Currently, the most effective therapy for liver diseases is liver transplantation, but its use is limited by organ donor shortage, economic reasons, and the requirement for lifelong immunosuppression. Mesenchymal stem cell (MSC) transplantation represents a promising alternative for treating liver pathologies in both human and veterinary medicine. Interestingly, these pathologies appear with a common clinical and pathological profile in the human and canine species; as a consequence, dogs may be a spontaneous model for clinical investigations in humans. The aim of this work was to characterize canine adipose-derived MSCs (cADSCs) and compare them to their human counterpart (hADSCs) in order to support the application of the canine model in cell-based therapy of liver diseases. Both cADSCs and hADSCs were successfully isolated from adipose tissue samples. The two cell populations shared a common fibroblast-like morphology, expression of stemness surface markers, and proliferation rate. When examining multilineage differentiation abilities, cADSCs showed lower adipogenic potential and higher osteogenic differentiation than human cells. Both cell populations retained high viability when kept in PBS at controlled temperature and up to 72 h, indicating the possibility of short-term storage and transportation. In addition, we evaluated the efficacy of autologous ADSCs transplantation in dogs with liver diseases.

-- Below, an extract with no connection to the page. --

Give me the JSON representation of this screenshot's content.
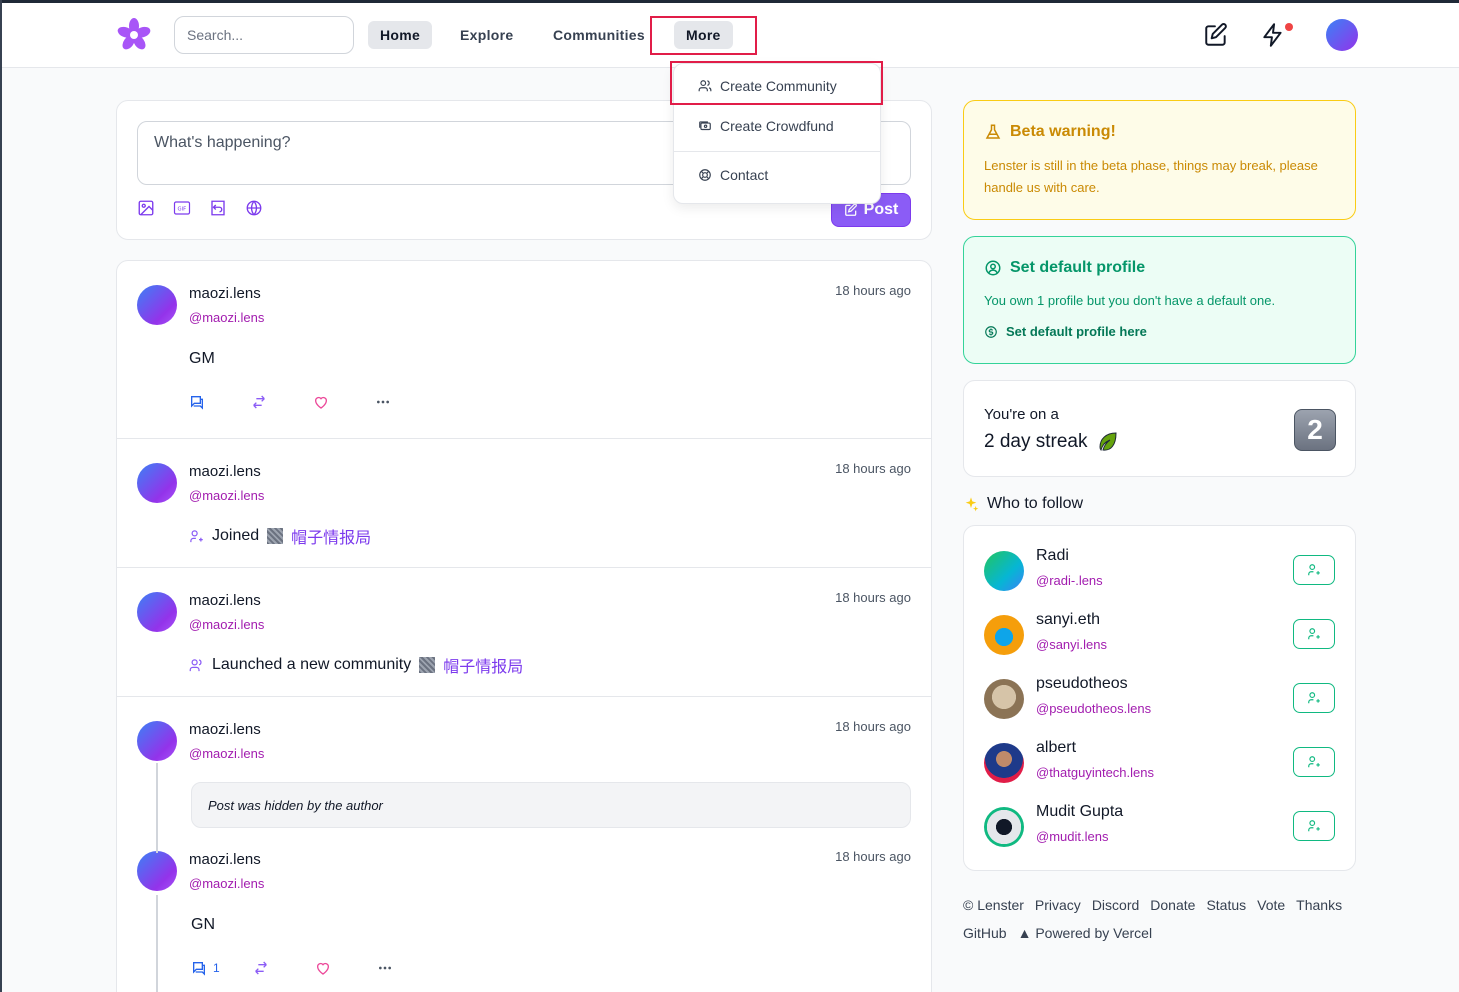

All animals exhibited significantly improved liver function, as evidenced by lower liver biomarkers levels measured after cells transplantation and evaluation of cytological specimens. These beneficial effects seem to be related to the immunomodulatory properties of stem cells. We therefore believe that such an approach could be a starting point for translating the results to the human clinical practice in future.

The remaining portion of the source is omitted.